Priya: That's incredible! We're talking about the viral vector. So I would also like to right now read out a couple of questions that have just come in regarding the use of the virus for therapy. What happens to the copies of the bad genes that are being replaced in your eyes or bodies? That is one question that has just come in, Dr. Bennett.
Dr. Jean Bennett: Okay. So the bad genes stay there. In this particular disease, the bad genes are bad because they don't do anything. And so we don't need to remove them, they stay there and instead these cells gain, the new functioning jeans, which take care of the missing function.
Priya: Okay. There's another one, does the virus used in the gene therapy treatment make you sick in any other way. Does it do anything else to the body?
Dr. Alfred Maguire: Yeah. So that, one of the most important things that, has been seen in AAV research and that's not just eyes that's systemically large organs in the body where they're using amounts of this virus that are thousands of times more than what we're using in the eye. It's very, very safe. AAV, which is Adeno Associated Virus, is a recombinant or a genetically engineered Parvo virus, which in humans does not cause any significant disease or some very esoteric condition called Fifth disease which most doctors have never seen and it's really a very mild viral illness. But that's the unmodified wild type adenovirus or adeno associated virus. This has been basically any pathogenic or toxic factors have been spliced out of the virus. And that the virus is basically engineered. So really all it does is it carries this piece of cargo, this new gene into cells and does not produce any sort of toxin. So it is extraordinarily safe.
Priya: Thank you. Dr. Macguire. You are already touched upon a little bit about the actual trial protocol. We are just trying to understand this a bit more, how much preparation should a patient or is a patient conducted through just before this injection or being treated with Luxturna?

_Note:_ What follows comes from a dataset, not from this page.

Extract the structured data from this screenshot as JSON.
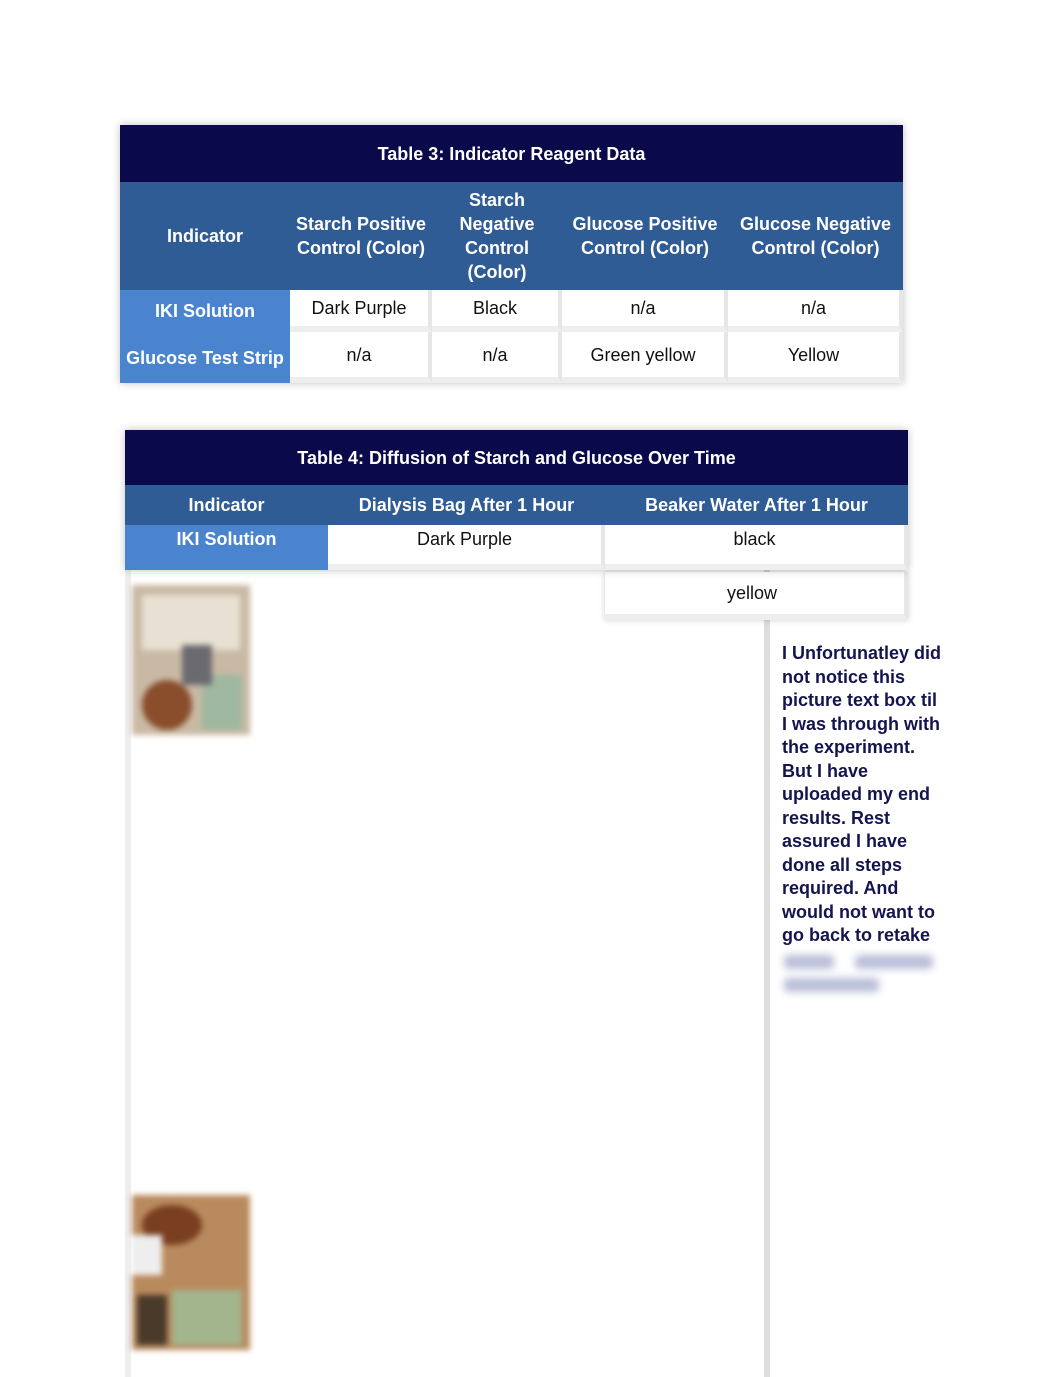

Dr. Alfred Maguire: Well, they're really, I mean, aside of the testing that's done before to make sure that they have the condition and there they have enough viable cells to treat, they're really no different than any other person who's having a retina procedure in terms of the standard things don't eat or drink after midnight or a few hours before the surgery, a general medical evaluation to make sure that there are no issues that might come up with the anesthesia. And really there's no significant difference. No major difference between any other type of eye procedure, eye surgery and Luxturna.
Priya: So how long does one procedure take, for example, treating with Luxturna. What is the time for the surgery or the injection..?
Dr. Alfred Maguire: So, we know this well because we track time. So one way of putting it is in our original trial it took about two-thirds of the time it took to obtain an informed consent. The procedure takes about 50 minutes to perform from beginning to end. Certainly the entire day as I tell people while you have to show up to the hospital, you have to go through the checklist and you have to stay afterwards for a few hours to make sure that you're properly positioned so that the drug can soak into the retina. But the actual surgery itself about 50 minutes long.
Dr. Jean Bennett: And being an observer of all of these surgeries, I just like to add that whole time of surgery is mainly for preparing to do the injection and the injection itself takes all of about 10 seconds.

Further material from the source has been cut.